Example: a payment service has three running instances; each instance is a separate process.
See also: Antithesis – Process
Write
An operation that changes state – for example, inserting a database row, publishing a message to a queue, or making an external API call that has side effects.
Read
An operation that inspects state without changing it – for example, a database SELECT query.
Side effect
An observable state change produced by a write.
Example: charging a customer’s card is a side effect of a “take payment” operation.
Crash
Shorthand for any fault that causes an operation to stop without completing – unexpected process termination, a network partition, a timeout, or similar.
Example: a process crash between writing to a database and publishing a message leaves the system having completed only part of an operation.
See also: Antithesis – Crash
Network partition
A break in communication between parts of a distributed system, where messages between some nodes are lost or indefinitely delayed. Partitions may be one-directional or total, and temporary or permanent.
Example: a network partition between a service and its database means the service can no longer read or write, even though both are individually running.
See also: Antithesis – Network partition
Eventual consistency
A consistency model in which, if no new updates are made, all nodes in a distributed system will eventually converge to the same value. Reads may return stale data in the interim.
Example: after a user updates their profile picture, some servers may briefly serve the old image until the change propagates.
See also: Antithesis – Eventual consistency
Safety and liveness
Two fundamental properties used to reason about distributed systems:
- Safety – nothing bad ever happens. A safety property is an invariant that must hold at all times. Violations are permanent: once a safety property is broken, it cannot be undone.
- Liveness – something good eventually happens. A liveness property guarantees that the system will eventually make progress.
These properties often trade off against each other. A system that never acts is perfectly safe but has no liveness. A system that always acts immediately may have good liveness but risk safety violations.
Example: the at-most-once guard trades liveness for safety — it guarantees a side effect won’t happen more than once (safety), but if the operation fails after the guard is written, it will never be retried (no liveness).
Definite error
An error that confirms an operation definitely did not execute. The system state is as if the operation never happened.
Example: an aborted database transaction is a definite error – the client knows nothing was committed.
See also: Antithesis – Definite error
Indefinite error
An error that leaves it unknown whether an operation executed, is still executing, or will execute later. This is the core challenge behind retry safety: retrying after an indefinite error risks executing the operation twice.
Example: a network timeout is an indefinite error – the request may never have reached the server, may have been processed without acknowledgement, or may still be in-flight.
See also: Antithesis – Indefinite error
Idempotency
An operation is idempotent if performing it multiple times has the same effect as performing it once.
There are two properties one might expect from an idempotent API:
- Side effects – multiple identical requests produce no additional observable side effects beyond those of a single request.

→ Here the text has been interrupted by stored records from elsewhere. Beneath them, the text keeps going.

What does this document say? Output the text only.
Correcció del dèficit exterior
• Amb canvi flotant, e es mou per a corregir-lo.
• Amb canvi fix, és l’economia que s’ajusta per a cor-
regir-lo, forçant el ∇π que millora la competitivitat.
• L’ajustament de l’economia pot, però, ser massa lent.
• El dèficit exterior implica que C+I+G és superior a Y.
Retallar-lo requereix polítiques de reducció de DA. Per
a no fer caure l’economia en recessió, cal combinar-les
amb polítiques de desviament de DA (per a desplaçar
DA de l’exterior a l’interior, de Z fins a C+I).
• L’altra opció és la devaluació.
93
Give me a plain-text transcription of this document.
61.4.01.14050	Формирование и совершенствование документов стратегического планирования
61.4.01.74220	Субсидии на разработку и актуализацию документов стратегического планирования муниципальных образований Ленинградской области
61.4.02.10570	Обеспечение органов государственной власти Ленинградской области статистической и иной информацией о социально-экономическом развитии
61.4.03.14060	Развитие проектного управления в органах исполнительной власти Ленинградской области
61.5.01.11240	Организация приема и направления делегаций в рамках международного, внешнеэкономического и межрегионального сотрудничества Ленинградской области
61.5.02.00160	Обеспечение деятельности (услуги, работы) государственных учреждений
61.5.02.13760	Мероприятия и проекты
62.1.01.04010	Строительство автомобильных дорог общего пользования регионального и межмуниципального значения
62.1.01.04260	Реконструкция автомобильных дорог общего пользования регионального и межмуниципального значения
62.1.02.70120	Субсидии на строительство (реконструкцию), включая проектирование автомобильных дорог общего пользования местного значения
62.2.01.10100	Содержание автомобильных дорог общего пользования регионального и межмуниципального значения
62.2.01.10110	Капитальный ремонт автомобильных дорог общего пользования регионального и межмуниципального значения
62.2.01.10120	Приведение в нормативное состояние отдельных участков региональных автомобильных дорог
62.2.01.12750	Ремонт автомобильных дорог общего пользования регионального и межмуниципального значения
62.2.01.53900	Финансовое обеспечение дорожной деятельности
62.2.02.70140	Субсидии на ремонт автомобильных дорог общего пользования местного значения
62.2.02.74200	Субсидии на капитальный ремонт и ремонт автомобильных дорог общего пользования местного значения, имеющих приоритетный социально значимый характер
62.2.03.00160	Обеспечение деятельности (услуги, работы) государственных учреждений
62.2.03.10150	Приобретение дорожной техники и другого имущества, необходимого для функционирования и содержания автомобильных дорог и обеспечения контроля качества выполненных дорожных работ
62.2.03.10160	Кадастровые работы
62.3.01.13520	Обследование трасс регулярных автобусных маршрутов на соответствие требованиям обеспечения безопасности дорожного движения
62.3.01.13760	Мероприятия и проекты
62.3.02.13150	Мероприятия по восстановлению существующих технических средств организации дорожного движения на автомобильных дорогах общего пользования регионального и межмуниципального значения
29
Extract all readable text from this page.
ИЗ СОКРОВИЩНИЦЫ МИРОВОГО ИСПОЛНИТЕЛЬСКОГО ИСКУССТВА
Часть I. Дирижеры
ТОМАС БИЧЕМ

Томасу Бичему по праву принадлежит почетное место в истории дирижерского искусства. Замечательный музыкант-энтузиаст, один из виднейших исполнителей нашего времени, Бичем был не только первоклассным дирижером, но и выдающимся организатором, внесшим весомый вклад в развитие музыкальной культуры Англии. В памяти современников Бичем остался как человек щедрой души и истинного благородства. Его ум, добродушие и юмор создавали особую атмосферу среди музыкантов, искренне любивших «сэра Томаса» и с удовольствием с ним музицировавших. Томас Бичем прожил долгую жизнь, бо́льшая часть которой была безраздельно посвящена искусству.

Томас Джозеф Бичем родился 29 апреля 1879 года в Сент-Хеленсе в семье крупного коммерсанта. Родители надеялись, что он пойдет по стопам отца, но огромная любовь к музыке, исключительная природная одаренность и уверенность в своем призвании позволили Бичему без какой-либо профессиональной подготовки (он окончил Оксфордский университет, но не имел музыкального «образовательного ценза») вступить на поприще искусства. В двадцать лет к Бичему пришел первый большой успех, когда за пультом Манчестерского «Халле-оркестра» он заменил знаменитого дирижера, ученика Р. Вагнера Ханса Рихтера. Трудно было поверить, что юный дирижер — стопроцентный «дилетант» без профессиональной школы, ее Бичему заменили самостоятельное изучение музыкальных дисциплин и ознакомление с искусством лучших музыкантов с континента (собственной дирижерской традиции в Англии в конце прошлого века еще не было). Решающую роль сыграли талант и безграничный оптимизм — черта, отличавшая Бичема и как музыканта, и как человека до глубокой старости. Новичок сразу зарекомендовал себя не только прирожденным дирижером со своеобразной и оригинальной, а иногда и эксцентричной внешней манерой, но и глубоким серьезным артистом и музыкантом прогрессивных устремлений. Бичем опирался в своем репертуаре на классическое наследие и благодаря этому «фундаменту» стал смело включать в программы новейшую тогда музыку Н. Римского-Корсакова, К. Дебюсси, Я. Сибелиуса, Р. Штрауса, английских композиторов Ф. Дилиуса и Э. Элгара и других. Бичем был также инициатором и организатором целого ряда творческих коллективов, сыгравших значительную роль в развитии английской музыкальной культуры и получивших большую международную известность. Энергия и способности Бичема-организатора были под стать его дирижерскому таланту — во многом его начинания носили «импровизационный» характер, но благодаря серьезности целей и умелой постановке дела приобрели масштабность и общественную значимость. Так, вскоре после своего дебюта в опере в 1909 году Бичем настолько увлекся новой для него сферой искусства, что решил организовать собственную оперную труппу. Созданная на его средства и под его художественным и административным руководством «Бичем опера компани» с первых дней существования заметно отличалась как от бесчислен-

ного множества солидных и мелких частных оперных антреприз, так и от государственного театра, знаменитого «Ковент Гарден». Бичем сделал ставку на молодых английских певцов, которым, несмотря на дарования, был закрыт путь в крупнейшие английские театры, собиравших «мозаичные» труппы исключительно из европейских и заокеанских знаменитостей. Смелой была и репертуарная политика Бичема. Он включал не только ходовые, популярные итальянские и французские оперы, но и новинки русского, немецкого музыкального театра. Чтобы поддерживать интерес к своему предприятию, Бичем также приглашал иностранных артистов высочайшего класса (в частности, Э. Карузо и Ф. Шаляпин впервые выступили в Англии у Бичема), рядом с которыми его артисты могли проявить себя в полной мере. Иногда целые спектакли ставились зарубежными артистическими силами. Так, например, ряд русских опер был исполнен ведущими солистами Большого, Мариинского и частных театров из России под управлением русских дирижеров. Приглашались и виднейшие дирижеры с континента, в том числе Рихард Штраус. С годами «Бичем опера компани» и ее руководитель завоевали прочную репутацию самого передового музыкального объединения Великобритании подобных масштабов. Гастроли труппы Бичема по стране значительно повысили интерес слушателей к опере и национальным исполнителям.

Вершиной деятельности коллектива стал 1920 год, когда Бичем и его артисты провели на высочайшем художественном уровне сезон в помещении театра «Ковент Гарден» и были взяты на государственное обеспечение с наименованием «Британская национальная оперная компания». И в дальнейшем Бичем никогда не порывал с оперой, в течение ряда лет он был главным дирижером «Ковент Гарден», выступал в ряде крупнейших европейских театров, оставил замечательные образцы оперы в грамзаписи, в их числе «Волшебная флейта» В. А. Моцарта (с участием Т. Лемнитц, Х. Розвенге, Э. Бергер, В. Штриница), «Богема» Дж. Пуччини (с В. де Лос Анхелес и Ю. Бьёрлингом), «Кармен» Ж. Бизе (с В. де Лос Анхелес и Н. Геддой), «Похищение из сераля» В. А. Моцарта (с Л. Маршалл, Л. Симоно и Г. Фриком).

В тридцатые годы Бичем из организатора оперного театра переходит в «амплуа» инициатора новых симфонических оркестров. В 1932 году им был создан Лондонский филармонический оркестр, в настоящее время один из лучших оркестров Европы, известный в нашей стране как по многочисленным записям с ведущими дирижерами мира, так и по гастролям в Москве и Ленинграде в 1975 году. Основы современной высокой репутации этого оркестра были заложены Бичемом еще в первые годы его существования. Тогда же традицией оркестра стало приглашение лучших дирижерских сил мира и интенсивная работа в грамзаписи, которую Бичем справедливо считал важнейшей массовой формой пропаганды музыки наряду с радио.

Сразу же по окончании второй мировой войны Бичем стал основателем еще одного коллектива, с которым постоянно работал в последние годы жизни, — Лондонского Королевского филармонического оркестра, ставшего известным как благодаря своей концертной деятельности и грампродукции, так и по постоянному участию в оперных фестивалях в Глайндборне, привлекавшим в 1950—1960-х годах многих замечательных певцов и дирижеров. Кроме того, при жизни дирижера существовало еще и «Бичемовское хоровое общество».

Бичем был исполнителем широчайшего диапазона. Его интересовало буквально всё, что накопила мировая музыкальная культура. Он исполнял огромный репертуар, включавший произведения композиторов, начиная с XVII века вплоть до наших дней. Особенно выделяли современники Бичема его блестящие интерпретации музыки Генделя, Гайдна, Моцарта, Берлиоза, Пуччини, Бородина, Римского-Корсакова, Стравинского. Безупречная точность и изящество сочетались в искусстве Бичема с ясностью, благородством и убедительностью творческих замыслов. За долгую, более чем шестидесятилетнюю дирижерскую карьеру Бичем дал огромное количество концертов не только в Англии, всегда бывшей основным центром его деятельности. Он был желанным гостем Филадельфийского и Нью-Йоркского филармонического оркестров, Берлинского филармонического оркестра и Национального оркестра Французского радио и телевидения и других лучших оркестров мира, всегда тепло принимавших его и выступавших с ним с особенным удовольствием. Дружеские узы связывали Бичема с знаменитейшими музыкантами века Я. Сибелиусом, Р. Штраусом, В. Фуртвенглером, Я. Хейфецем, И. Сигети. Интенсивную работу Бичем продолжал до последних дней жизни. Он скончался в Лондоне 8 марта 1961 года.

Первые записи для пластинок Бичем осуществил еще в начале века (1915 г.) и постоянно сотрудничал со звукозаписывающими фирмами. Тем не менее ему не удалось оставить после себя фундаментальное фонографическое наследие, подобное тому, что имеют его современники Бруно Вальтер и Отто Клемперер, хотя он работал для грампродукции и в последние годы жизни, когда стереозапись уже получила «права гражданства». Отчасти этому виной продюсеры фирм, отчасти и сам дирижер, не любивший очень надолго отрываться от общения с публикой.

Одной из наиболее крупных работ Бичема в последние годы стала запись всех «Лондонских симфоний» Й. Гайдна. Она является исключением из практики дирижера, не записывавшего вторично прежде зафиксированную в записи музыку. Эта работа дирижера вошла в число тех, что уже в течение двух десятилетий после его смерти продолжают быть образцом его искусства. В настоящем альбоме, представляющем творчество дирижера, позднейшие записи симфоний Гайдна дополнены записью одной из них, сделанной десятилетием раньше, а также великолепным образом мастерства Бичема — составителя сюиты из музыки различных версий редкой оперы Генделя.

- Response – the client receives the same response every time it makes the same request.
Note: HTTP semantics for idempotent methods explicitly do not require the Response property.
Related: side effect cardinality describes how many times a side effect may occur across retries of a completed operation:
- At most once – the side effect happens zero or one times.
- Exactly once – the side effect happens exactly once.
- At least once – the side effect happens one or more times.